Rows separators - any kind of new line.
Columns separators - \t
No quotes or escaping
Column 1 - weight - a positive integer that signifies a weight of each user agent entry relative to other entries in the file. The higher the number the more important that entry is. This is easy to generate by just doing COUNT() or SUM() on a relevant field when you create the file from the database.
Column 2 - user agent - can this contain new lines? If so, then perhaps that should be escaped or converted to space. Although any user agent with new line in it is a spoof anyway...
Rows have to be ordered by weight descending. User agents have to be unique.
Generating such file should be a breeze for those who want to contribute. They could even write a 5 lines script to get this data from their database and run it each week.
The best idea would be that each contributor would send a new file with just new data, but to be honest, if they send whatever, new and old, they have in their logs that would be good too.

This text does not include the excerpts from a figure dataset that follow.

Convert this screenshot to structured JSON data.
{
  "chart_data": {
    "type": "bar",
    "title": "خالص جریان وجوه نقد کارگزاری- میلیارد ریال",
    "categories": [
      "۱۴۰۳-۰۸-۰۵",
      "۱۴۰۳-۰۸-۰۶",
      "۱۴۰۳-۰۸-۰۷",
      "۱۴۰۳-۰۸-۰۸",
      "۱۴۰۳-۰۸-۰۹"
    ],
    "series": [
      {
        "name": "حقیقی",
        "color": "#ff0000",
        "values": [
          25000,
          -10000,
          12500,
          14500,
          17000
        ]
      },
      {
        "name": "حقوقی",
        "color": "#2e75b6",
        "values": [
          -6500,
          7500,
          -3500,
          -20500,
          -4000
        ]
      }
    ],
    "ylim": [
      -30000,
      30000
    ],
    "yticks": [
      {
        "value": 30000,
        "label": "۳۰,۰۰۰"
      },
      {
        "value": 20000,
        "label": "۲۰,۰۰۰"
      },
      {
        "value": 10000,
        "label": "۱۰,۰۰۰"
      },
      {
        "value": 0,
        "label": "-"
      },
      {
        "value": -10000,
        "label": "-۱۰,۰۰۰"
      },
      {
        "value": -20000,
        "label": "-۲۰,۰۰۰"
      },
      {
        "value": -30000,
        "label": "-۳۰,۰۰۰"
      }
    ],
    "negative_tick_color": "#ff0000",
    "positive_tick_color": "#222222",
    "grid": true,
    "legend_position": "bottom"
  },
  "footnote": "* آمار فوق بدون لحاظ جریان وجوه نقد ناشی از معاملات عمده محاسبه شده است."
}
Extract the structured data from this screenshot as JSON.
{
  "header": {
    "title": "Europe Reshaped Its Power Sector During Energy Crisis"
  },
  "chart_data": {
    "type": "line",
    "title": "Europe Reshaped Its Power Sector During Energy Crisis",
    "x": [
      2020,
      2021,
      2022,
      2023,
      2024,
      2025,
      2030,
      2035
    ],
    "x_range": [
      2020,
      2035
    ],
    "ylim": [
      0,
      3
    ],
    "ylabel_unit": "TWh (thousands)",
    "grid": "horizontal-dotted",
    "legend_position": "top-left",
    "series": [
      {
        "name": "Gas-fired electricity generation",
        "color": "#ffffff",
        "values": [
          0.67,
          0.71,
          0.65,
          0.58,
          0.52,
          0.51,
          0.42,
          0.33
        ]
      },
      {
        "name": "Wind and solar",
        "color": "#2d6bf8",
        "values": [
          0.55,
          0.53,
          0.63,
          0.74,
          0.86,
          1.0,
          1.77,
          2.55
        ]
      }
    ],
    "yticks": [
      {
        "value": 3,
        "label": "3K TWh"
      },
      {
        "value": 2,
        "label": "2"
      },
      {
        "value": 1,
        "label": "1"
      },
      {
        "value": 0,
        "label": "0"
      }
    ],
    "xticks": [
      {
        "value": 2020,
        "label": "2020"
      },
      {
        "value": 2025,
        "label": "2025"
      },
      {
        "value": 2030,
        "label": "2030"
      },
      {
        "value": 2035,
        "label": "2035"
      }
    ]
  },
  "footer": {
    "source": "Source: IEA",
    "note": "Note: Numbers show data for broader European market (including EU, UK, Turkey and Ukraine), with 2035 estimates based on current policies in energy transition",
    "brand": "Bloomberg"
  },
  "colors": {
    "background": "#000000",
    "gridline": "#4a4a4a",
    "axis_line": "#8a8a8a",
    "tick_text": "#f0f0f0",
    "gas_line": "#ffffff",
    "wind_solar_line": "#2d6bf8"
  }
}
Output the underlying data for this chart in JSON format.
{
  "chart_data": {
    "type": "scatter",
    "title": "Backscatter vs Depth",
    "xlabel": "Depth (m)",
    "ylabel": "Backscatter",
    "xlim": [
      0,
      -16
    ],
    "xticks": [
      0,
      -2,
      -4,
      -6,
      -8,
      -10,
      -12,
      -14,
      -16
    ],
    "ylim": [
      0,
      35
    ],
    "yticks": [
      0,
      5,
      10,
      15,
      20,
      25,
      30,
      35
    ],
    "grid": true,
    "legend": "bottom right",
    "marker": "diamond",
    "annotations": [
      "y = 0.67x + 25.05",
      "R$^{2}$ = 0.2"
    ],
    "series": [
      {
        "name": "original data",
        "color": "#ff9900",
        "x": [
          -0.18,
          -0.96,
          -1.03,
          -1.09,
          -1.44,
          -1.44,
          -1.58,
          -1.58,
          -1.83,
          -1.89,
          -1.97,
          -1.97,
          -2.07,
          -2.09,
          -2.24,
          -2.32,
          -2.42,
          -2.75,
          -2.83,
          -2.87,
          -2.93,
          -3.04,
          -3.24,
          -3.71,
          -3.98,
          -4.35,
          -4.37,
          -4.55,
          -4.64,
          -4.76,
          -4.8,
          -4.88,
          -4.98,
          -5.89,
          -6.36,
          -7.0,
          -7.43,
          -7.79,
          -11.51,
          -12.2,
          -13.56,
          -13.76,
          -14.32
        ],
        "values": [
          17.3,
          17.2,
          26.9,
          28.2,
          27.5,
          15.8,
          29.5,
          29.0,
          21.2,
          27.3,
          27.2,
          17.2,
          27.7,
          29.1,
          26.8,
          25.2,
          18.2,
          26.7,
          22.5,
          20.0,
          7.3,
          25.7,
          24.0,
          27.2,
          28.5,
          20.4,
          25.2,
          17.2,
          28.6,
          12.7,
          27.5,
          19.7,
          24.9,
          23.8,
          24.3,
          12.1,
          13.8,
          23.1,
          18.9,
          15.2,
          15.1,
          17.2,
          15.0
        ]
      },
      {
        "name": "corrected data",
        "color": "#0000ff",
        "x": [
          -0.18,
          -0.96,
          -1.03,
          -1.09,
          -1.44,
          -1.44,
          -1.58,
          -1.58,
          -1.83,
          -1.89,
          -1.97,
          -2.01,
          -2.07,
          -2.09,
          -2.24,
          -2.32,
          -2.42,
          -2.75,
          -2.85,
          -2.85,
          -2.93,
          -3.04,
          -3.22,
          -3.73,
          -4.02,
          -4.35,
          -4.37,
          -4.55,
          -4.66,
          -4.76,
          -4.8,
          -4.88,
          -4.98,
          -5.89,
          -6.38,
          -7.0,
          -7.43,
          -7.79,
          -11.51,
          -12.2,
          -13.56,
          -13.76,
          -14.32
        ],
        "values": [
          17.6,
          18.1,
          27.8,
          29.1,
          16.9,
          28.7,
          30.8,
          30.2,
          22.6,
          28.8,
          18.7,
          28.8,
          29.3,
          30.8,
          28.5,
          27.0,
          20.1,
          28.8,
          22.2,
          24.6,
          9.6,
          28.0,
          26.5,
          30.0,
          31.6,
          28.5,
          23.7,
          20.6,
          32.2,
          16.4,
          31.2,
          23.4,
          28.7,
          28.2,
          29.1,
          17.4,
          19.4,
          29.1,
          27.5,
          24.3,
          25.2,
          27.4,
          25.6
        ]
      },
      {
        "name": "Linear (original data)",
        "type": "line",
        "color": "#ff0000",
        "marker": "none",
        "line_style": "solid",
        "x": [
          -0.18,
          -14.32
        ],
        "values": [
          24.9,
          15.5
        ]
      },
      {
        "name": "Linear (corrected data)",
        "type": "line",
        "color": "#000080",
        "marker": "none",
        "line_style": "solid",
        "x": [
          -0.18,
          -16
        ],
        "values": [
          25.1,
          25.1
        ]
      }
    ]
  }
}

I've attached my logs, from two different tables, in said format.
=== 2 === upload
Those files need to be uploaded somewhere, but to be honest we can just let people send them to an e-mail address. I don't think there will suddenly be hundreds of programmers sharing their logs.
=== 3 === parsing
A simple program can be created and then updated to add new functionalities. The base version would look like that:
foreach zip, foreach file
get first and last line and save min_weight and max_weight
foreach line
normalize the weight in a way that min_weight would be scaled to 100 and max_weight to 10,000
round the normalized_weight to nearest integer
if user_agent does not exist in local_array
add an entry user_agent => normalized_weight
else
local_array[user_agent] = local_array[user_agent] + normalized_weight
endif
endforeach
foreach entry in the local_array
remove entry from the array if it is recognized by browscap
endforeach
sort the local_array by weight descending
save the data to file
endforeach, endforeach
This way you'll get a list of most important user agents to add to browscap.
So, in my opinion, creating a system to collect bulk data is a simple task, if you don't require for it to be great from the beginning, but just to give you a list of what user agent to look at next.
What do you think?